Kurt fumbled for his book and flipped it to the section on reading tea leaves, hoping to anything that could potentially be listening that he'd see an interpretable shape in Blaine's cup. The first omen he determined, though, really wasn't what he was hoping to see.
"Okay, so it says to start at the handle...does that look kind of like a horse's head to you?" Kurt asked, pointing to a cluster of leaves.
"Yeah, I can see that."
"Great, so that means…," Kurt choked before reading the description out loud. "A lover."
"Interesting," Blaine said softly. When Kurt chanced a look at him, he didn't appear edgy or skeptical. "Anything else?"
"Well, that's definitely a heart. I don't think we even have to bother looking that up," Kurt said before turning the cup to another angle. "Hmm...this looks like it could be a swan. What does that - no. Are you kidding me?"
"What?"
"Swans mean news of love and romance," Kurt said, trying not to moan. "I swear I'm not finding these on purpose!"
"Why would I think you were?" Blaine asked, genuinely concerned.

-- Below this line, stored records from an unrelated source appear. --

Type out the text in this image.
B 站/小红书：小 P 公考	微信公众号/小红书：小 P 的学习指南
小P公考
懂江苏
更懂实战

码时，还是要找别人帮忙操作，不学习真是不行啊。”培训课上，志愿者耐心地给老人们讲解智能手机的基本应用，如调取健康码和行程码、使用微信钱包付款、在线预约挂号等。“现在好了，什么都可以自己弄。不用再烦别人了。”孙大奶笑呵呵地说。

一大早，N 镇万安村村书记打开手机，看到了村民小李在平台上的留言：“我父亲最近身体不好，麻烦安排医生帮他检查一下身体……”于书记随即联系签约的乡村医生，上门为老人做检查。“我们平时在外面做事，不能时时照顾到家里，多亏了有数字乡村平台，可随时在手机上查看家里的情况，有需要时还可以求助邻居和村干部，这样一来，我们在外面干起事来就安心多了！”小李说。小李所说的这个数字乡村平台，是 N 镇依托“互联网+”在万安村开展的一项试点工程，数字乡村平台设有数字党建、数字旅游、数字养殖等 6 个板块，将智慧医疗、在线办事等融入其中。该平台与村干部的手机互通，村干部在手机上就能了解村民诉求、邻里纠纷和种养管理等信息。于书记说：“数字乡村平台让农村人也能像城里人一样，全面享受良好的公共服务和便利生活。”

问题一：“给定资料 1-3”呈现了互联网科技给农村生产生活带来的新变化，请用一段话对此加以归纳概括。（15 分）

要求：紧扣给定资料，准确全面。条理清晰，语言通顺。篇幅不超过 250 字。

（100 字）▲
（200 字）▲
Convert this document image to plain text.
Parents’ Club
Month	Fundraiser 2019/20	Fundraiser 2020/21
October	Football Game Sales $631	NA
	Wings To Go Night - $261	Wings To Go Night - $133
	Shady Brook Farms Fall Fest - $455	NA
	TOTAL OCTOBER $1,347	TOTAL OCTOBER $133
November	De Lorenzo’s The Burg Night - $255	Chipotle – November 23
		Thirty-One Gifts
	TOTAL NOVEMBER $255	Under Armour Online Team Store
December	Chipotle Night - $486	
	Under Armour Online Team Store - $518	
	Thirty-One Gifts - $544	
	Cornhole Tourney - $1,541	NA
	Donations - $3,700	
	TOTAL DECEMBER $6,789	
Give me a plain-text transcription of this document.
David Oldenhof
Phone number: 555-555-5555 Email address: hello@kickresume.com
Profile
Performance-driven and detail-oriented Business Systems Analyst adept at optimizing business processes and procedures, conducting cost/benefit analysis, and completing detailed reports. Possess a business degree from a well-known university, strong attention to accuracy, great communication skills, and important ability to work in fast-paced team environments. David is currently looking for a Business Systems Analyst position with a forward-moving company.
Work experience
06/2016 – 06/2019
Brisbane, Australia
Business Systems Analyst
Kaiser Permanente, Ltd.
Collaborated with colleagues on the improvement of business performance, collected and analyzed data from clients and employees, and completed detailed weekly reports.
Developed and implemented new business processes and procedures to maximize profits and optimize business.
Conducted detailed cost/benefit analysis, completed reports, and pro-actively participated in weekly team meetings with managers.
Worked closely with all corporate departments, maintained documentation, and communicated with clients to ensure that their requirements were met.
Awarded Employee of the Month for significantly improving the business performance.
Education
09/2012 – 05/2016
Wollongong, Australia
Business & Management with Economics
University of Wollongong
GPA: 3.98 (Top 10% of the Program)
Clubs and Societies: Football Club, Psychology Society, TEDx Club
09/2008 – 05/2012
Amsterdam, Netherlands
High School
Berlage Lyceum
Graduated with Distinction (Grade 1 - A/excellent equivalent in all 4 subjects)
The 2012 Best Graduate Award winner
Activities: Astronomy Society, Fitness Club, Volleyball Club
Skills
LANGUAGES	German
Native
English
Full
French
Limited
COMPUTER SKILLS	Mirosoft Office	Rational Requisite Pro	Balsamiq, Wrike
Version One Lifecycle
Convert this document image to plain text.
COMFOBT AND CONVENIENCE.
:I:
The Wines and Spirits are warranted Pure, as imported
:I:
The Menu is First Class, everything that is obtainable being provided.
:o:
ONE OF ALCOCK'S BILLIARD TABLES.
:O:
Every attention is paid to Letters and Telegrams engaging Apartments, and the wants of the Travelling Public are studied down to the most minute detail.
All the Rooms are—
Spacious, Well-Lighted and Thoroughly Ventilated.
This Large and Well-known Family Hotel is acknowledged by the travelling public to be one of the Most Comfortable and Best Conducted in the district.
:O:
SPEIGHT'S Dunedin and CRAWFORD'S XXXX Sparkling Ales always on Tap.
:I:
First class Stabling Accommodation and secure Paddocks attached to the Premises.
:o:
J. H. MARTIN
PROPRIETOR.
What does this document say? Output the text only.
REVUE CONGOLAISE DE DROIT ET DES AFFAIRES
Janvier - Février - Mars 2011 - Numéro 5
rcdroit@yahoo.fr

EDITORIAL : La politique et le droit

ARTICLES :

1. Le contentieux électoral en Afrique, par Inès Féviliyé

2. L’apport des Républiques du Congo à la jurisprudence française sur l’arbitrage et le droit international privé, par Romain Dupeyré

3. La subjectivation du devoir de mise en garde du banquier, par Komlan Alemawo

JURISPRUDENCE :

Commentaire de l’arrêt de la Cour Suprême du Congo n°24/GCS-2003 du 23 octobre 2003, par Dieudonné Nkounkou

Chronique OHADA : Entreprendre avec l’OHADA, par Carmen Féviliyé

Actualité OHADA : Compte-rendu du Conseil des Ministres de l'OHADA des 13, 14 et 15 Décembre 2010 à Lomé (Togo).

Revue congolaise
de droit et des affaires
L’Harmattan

"Because, you know - last spring, at the party," Kurt said quietly, not meeting Blaine's eyes. "When I completely embarrassed myself in front of you."
"Oh," Blaine said, demeanor instantly closing off. "If that was just the firewhiskey talking, I underst-"
"No!" Kurt said, not wanting Blaine to get the wrong idea. He turned to face Blaine head on before speaking again. "No, that wasn't the problem. The problem was me just babbling about how cute I find you like a moron instead of saying it in a way that might make you actually want to go out with me sometime."
"You didn't sound like a moron," Blaine said, eyes sparkling. "I was surprised, I'll admit, but not in a bad way."
"No?" Kurt asked, hope starting to bubble up in his chest. He bit his lip to keep from smiling too broadly.
"Not when I think the same thing about you," Blaine admitted. "I was going to take you up on that offer to dance if you hadn't had to run off like that."
"Can I make it up to you, then?" Kurt said, giving up on hiding his glee. "Madam Puddifoot's has dancing on the weekends, doesn't it?"
"It does, and you can," Blaine said, smiling right back. "I don't have any plans for the next Hogsmeade weekend, either."
"Neither do I, as it turns out," Kurt said. "Would you like to go with me? I promise I'll stick to butterbeer this time."
"Sounds perfect," Blaine said, leaning in and kissing Kurt's cheek. "I can hardly wait."
"What is this?" Trelawney interrupted, making Kurt jump and remember they weren't alone. "There is no canoodling in my classroom, boys."
"Sorry, Professor," they both replied, hastily getting back to the task at hand. Blaine smirked as he read Kurt's cup and then the textbook.
"An egg," he said, pointing to a shape near the edge of Kurt's cup. "Apparently that's a good omen. And this kite means wishes coming true."
"Just when I was giving up entirely on this class," Kurt mused.
"Maybe some things really are meant to be," Blaine said.
"I think we'll know for sure in a couple of days, but I get the feeling you're onto something," Kurt said playfully.
"I guess we'll have to keep consulting the omens until we find out," Blaine teased back.
(A few days later, Kurt and Blaine both knew they didn't need omens to predict how their future would go. They did, however, need Trelawney to stop referring to them as "the fated pair" to anyone who would listen.)